Now then, in the dressing rooms, I've had a couple of endorsers or sponsors, who really, don't expect anything in return for the first season or so. I managed to work a bit of magic with them. They have provided make up, comestic contacts if you so wish to use them. I've had some of the outfits delievered to the dressing rooms and I've even got a rack of outfits out here somewhere..." Ira trailed off as she stepped away, spotting the rack of clothing which was covered. With a wave of her hand, the cover fell from the rack and it rolled over into an easily visible location from the wall. Each costume remained in its individual plastic clear wrap.
"I had various props for sets and whatnot delievered including some various backdrops that should help a great deal as well as various other items to complete sets ranging from interior of ships to other planets and whatnot. And for other scenes of dog fights or things like that, I've provided various models of different ships from my home. Ira paused and finally placed the various saber hilts in her hand on a chair, save for one.
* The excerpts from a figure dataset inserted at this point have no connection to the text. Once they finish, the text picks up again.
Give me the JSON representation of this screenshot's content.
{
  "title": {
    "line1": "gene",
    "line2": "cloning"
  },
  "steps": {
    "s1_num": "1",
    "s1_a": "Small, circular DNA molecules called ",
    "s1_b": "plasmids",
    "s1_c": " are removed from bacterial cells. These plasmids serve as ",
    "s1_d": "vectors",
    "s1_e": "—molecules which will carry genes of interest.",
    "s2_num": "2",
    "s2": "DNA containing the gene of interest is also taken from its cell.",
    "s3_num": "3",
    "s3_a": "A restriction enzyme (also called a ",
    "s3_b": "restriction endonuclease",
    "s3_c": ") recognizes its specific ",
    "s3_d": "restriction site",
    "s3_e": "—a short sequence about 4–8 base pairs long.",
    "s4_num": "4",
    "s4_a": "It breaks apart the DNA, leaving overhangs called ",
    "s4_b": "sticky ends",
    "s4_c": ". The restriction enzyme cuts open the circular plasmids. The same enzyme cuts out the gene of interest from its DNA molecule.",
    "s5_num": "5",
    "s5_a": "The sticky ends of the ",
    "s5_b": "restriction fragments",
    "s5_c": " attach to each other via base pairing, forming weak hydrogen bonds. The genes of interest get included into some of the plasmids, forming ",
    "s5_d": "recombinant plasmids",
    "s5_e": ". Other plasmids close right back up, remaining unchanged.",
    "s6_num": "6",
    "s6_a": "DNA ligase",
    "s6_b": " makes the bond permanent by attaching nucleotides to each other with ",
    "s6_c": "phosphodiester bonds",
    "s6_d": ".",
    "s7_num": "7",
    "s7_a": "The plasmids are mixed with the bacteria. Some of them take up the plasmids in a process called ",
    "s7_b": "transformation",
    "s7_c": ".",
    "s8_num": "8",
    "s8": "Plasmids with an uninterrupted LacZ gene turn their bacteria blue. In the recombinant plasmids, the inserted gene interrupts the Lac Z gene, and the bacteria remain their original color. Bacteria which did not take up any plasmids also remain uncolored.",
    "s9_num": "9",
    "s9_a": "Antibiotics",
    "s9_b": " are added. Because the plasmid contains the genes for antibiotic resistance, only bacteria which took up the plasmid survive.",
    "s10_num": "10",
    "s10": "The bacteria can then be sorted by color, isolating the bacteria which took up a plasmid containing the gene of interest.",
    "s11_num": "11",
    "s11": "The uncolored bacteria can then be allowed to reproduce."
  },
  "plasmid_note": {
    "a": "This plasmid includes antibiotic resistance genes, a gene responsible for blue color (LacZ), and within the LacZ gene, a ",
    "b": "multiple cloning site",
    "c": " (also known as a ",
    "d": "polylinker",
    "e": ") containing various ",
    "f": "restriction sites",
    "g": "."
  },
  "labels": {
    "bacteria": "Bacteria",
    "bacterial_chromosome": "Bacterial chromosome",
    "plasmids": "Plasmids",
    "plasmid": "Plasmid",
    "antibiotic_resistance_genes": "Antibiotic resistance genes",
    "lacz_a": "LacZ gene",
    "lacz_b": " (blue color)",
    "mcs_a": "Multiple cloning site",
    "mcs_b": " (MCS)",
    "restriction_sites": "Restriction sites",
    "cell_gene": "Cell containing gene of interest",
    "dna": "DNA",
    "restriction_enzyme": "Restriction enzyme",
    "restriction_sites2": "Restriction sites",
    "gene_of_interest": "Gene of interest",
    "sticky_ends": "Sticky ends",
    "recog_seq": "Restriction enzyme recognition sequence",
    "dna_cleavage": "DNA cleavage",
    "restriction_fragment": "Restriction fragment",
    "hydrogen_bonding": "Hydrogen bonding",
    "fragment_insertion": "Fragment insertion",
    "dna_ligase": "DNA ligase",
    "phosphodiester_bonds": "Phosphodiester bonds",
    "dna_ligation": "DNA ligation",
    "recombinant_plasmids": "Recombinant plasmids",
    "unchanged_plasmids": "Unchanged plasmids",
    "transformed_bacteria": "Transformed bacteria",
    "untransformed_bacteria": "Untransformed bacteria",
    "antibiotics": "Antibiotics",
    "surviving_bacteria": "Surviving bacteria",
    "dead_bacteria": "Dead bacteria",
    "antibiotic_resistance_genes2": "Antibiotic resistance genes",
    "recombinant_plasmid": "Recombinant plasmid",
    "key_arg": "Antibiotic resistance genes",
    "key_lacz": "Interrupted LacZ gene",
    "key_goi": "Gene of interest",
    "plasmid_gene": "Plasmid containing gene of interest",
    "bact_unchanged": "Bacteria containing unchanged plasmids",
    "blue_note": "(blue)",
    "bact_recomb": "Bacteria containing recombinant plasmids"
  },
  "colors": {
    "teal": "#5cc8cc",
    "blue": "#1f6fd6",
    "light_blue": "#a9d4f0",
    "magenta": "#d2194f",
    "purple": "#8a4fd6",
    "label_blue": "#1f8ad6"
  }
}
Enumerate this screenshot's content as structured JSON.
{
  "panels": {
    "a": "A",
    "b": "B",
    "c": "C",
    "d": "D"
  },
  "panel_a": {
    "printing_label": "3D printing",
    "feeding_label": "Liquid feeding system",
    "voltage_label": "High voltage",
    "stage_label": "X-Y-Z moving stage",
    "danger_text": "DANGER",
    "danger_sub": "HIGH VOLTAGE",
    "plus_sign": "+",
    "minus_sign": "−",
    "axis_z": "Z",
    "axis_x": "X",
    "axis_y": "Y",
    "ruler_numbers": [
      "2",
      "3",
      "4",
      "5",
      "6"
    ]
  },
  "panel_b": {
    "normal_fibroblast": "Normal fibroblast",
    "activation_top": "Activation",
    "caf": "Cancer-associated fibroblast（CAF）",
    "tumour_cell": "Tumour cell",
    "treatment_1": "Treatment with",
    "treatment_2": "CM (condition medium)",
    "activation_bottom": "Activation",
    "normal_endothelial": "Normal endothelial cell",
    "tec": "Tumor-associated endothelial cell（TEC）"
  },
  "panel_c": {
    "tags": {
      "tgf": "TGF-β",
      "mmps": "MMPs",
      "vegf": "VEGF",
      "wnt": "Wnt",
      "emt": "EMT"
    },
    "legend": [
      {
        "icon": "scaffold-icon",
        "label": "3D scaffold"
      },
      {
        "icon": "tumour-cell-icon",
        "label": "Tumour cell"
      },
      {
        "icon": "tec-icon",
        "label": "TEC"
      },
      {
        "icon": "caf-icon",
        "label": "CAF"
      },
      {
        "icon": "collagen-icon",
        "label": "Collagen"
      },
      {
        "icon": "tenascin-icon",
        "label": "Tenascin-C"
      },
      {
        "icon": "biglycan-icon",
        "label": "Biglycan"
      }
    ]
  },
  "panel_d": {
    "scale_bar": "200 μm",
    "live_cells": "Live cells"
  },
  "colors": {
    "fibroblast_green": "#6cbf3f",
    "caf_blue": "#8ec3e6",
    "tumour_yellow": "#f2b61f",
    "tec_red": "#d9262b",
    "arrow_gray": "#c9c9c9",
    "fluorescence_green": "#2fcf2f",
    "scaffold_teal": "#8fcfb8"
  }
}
With the flick of her wrist, the red blade (which of course she was partial towards still) came to life with a hum.
"Lightsabers. Set to not kill, just potentially sting a little. They won't cut nothing, but they'll leave a bit of a singe. These are fairly standard weapons for back home. No need for too many special effects with them, they're fairly self explanatory." She turned off the saber and dropped down onto the chair with the others. "Plenty of them there, if you want to change the colors of the blades, just let me know, it can be done - just have have to change the crystal. In the bag, various blasters - or guns as you would know them as here. Don't use bullets - those things are silly - lasers though. Work like the sabers in that they'll sting and singe, but won't really cause physical harm all that much."
A smile crossed Ira's lips. And of course, you've got me. I can tell you various tales and stories to potentially serve as inspiration if we need better material...which seems to be the case...Make it intense in action to appeal to the masculine audience. Give it a deep steamy dramatic love to appeal to the feminine side.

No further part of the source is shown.